Internal Ionization during Beta Decay

Abstract

In nuclear $\beta$ decay, atomic excitation, including ionization, can occur because of (i) imperfect overlap of parent and daughter orbital electron wave functions, and (ii) scattering of atomic electrons by the $\beta$ particle ("direct collisions"). In order to evaluate the relative importance of these two processes and test the possible role of nuclear matrix elements in orbital-electron ejection, published work on the subject has been reviewed.
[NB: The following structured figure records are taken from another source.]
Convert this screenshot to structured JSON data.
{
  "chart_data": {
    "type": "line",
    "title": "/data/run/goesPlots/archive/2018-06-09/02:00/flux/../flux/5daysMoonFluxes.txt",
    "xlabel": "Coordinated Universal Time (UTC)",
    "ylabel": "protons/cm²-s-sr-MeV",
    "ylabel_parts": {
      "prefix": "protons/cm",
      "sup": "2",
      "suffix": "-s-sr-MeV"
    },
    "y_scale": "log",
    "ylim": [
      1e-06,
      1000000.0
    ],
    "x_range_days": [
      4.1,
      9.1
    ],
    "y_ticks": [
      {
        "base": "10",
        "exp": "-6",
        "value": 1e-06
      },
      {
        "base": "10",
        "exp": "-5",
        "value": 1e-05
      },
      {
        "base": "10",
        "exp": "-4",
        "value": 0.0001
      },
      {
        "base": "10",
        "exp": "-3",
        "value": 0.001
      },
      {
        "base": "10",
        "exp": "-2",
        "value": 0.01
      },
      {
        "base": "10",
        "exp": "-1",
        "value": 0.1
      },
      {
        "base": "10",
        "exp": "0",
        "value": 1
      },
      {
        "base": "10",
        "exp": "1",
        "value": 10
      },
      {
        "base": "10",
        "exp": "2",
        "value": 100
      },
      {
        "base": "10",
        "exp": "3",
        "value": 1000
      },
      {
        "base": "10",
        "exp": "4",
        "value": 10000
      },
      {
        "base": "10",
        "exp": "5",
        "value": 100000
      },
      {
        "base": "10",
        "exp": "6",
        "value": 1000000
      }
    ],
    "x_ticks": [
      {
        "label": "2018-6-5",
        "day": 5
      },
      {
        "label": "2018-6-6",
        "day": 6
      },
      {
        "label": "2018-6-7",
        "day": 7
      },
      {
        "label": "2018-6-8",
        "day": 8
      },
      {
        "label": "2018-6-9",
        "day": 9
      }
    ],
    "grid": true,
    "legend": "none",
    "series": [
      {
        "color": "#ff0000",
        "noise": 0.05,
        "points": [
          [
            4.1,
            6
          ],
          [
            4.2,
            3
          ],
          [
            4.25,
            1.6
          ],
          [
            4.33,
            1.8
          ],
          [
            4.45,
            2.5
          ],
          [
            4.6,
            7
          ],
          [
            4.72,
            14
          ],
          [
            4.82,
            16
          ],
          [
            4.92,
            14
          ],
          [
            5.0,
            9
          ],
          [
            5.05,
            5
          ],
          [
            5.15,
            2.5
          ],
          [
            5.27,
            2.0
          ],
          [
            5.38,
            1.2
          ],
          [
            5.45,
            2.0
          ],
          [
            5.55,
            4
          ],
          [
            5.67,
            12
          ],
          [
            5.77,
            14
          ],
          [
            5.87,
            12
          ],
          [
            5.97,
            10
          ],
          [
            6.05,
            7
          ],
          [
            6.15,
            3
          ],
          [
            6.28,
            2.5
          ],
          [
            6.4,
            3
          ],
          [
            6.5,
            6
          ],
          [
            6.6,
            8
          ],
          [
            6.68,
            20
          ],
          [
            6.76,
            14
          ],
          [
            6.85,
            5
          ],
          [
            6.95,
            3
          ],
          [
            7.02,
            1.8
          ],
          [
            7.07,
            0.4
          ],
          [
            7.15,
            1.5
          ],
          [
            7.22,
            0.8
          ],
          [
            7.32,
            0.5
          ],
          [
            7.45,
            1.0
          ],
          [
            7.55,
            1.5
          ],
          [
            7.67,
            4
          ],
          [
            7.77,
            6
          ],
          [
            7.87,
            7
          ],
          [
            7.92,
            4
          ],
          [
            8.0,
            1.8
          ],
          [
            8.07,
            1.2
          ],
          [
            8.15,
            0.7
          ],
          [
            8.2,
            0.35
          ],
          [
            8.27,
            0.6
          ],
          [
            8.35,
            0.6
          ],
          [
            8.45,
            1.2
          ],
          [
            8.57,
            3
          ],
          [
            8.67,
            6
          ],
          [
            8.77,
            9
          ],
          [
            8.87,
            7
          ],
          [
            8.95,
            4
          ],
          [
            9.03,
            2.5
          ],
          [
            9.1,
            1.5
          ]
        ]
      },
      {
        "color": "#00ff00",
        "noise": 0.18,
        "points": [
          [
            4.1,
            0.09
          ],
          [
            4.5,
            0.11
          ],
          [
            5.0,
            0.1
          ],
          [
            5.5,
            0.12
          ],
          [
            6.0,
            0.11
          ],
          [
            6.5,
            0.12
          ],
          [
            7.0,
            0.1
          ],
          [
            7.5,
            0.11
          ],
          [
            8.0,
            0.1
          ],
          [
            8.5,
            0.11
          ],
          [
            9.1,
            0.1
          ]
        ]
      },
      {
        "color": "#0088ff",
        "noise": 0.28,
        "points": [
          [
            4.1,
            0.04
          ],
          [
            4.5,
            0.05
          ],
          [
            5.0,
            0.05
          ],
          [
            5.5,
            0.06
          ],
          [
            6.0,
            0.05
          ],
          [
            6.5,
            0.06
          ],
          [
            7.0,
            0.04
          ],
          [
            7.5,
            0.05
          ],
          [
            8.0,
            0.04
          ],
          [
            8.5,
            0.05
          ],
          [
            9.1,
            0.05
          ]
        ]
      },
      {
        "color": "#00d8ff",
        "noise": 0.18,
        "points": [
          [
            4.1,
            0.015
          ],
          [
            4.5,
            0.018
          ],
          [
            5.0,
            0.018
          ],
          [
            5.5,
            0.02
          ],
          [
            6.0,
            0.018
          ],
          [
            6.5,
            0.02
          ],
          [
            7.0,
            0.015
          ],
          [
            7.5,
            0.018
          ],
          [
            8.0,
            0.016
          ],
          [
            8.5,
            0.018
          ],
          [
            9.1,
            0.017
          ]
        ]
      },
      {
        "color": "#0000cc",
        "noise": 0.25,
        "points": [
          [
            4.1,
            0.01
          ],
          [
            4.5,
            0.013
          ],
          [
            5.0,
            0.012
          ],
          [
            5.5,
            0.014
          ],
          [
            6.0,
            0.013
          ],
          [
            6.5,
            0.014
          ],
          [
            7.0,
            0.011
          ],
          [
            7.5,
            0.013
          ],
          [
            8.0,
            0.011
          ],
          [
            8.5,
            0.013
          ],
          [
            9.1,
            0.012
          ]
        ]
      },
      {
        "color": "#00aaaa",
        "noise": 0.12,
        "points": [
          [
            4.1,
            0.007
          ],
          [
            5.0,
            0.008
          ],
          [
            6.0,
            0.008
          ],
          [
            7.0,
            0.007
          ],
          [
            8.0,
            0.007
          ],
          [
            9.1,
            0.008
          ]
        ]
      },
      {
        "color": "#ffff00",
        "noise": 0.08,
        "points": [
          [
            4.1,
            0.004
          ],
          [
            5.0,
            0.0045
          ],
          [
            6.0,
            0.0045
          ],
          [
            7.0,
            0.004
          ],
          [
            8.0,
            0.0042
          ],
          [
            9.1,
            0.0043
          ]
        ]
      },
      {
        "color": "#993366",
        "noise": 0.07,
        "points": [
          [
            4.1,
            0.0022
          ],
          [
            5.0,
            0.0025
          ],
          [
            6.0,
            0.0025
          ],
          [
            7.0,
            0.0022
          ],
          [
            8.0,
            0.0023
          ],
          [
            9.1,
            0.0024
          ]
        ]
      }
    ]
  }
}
New measurements have been performed determining the total probability of $K$ ionization in the $\beta$ decay of ${\mathrm{Tc}}^{99}$ [(4.8±0.3)×${10}^{-4\mathrm{}}$ per $\beta$] and ${\mathrm{Pm}}^{147}$ [(9.3±1.4)×${10}^{-5\mathrm{}}$ per $\beta$]. The $K$ ionization probability as a function of $\beta$ energy has also been measured; a strong energy dependence is found, in disagreement with the traditional wave-function overlap theory. This theory is improved by including phase-space considerations, using relativistic electron wave functions in the calculation of the pertinent matrix elements, and paying careful attention to the antisymmetrization of the final-state wave function. The predictions of the modified wave-overlap theory agree very well with experiment. Direct collisions appear to play only a minor role. The calculations indicate that the ionization probability is inhibited in forbidden decay. A possible change in the shape factor for transitions accompanied by internal ionization is predicted.